Notable Architect, Morris Lapidus, who died in 2001, is perhaps best known for hotels like the Fontainebleau, Americana, and Eden Roc in Miami Beach, buildings which embodied the growth of leisure in American life during the 1950s and 1960s. The Fontainebleau has served as a backdrop for variety of iconic scenes in American film, including the James Bond thriller Goldfinger (1964). Most of Lapidus’ buildings exhibited a mélange of historical styles— French provincial, Italian, and Baroque—and anticipated the post-modernism of later architects. Lapidus was born in Odessa, Russia in 1902, but his family immigrated to the United States soon thereafter.

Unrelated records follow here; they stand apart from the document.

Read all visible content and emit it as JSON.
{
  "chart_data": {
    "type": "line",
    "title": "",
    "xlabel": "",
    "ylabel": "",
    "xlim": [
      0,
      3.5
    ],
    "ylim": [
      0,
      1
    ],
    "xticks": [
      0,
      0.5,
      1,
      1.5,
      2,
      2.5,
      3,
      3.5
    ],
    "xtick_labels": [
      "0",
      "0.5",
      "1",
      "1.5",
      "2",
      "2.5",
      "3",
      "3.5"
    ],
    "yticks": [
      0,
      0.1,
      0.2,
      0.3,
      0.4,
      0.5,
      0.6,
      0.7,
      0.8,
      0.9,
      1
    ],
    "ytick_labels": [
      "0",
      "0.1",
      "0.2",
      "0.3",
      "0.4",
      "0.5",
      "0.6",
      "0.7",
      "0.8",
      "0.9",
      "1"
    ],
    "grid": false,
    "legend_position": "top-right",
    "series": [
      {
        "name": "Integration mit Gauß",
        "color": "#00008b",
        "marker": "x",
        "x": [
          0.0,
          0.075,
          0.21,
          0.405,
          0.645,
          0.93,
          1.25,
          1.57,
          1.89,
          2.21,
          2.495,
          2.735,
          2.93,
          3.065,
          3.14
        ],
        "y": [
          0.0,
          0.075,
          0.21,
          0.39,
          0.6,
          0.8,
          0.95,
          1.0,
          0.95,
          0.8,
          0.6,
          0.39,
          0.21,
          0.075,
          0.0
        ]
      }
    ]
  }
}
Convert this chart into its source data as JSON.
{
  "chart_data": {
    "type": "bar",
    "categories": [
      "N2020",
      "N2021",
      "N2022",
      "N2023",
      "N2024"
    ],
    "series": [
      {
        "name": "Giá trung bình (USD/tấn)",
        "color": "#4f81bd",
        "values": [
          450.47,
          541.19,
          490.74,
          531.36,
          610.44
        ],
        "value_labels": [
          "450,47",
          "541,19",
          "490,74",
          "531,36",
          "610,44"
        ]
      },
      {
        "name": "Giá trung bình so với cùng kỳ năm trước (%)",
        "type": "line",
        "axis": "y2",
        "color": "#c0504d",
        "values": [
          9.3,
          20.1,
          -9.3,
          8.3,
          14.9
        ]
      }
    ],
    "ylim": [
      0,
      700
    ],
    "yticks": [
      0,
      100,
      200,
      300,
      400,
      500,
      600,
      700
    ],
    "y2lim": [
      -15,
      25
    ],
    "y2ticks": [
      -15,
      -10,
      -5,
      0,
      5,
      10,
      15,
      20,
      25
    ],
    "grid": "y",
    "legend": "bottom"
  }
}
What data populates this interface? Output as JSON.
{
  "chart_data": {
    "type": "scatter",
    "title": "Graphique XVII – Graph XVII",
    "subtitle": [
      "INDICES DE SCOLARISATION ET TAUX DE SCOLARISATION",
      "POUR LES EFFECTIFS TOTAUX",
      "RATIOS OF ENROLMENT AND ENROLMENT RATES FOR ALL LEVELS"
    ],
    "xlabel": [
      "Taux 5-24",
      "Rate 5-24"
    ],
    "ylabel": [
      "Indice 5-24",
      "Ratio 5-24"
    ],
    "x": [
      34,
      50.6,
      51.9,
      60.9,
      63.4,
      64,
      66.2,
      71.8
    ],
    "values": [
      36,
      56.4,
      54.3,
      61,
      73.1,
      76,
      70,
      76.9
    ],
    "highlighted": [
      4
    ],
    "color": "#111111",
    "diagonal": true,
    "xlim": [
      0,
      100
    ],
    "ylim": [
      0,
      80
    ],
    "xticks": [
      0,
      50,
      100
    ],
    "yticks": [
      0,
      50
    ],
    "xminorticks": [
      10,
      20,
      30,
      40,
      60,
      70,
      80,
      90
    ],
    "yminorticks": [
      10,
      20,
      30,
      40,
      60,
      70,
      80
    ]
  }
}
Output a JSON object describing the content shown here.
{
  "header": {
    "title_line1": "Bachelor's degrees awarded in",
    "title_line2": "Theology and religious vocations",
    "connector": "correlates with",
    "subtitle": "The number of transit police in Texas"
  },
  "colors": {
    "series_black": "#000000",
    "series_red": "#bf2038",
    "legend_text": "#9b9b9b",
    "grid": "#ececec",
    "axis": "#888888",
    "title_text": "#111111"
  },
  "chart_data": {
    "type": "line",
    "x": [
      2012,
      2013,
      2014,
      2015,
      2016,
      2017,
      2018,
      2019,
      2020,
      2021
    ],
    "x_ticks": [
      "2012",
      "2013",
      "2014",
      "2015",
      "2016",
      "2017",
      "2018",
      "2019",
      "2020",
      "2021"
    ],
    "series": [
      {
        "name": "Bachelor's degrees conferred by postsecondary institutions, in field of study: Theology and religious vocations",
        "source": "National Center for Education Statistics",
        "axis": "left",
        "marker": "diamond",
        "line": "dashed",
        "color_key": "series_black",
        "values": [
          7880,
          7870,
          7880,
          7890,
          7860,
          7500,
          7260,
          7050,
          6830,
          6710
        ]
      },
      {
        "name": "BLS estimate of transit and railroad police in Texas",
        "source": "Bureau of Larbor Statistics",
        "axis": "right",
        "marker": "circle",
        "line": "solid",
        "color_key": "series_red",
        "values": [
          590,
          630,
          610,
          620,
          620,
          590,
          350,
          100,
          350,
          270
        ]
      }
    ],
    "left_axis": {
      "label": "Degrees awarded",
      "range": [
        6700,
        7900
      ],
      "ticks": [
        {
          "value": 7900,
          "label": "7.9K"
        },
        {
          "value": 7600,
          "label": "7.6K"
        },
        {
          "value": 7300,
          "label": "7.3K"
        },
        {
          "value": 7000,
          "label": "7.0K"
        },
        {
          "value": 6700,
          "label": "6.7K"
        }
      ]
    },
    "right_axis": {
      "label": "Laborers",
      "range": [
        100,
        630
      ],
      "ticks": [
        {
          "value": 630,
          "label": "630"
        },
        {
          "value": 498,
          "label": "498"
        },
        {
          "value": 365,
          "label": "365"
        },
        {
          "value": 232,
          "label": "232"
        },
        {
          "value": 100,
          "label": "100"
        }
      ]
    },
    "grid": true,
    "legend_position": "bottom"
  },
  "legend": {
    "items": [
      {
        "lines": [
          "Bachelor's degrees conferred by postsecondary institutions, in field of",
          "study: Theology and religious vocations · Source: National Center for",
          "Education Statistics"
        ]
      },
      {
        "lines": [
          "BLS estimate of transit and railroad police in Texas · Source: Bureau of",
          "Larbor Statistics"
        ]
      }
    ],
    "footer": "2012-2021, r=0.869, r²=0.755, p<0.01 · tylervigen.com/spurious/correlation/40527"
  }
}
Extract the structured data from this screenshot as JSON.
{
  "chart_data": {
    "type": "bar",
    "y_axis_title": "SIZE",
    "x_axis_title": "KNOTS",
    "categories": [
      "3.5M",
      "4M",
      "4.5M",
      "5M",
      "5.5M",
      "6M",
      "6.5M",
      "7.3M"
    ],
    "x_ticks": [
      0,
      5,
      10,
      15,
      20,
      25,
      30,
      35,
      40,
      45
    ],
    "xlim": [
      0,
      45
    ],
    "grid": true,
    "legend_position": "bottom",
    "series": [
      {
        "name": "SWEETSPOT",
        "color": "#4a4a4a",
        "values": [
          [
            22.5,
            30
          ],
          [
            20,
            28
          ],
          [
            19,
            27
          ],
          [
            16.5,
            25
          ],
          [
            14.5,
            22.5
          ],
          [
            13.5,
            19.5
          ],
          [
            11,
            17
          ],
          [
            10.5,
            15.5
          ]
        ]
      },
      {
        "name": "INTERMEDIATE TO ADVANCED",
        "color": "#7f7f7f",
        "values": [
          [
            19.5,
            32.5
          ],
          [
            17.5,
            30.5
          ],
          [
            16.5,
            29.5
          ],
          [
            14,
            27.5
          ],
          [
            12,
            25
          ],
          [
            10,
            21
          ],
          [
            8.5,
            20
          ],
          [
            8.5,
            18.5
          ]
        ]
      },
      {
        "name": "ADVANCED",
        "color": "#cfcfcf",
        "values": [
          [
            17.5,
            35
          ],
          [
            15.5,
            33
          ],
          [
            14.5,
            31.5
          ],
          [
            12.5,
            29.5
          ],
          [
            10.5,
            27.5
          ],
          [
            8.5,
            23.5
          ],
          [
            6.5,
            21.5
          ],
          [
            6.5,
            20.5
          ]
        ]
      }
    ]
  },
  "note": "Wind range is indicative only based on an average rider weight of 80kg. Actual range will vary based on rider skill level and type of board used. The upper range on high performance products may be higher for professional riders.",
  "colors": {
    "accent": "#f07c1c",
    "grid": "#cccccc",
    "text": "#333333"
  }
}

As a wide-eyed youth, he marveled at the splendor of Coney Island and he would later impart a similar spirit of excess to his work as an architect. That spirit would place him at odds with his function-minded modernist peers. However, contrary to the editor’s choice of title for his 1996 autobiography, Too Much is Never Enough, Lapidus was interested less in hedonism than he was in a “quest for emotion and motion in architecture.” Frustrated by his sometimes-antagonistic relationship with the architectural establishment, Lapidus destroyed many of his firm’s records when he retired in 1984. However, he retained a core collection of especially valuable papers that he entrusted with his last collaborator, architect Deborah Desilets. The archive includes a large collection of photographs dating to the 1920s, conceptual drawings, manuscript drafts of his written works, and correspondence with his long-time friend, mystery writer Ellery Queen.
As an aside, Stewart Stewart and I (Dena Stewart) had the privilege of spending a considerable amount of time with Morris. In 1994 through 1995, for a Center for Folk and Community Art multi-media art project called “What it Feels Like to Grow Older”, we asked about 700 senior citizens what growing older means to them. They wrote stories and drew pictures. In some instances, youngsters collaborated with the seniors. We crafted a movable mural with their quotes and artwork. A video documentary of this project was co-produced by WLRN-TV (PBS). Morris Lapidus participated in this project. He painted a picture – his first painting after not painting for many years. He also took part in the video. He was 91 at the time.
And we had the pleasure of visiting Morris in his home – a duplex apartment he designed in his building on the Venetian Causeway, Miami Beach. Morris was in his 90s at the time and a delight to know and work with.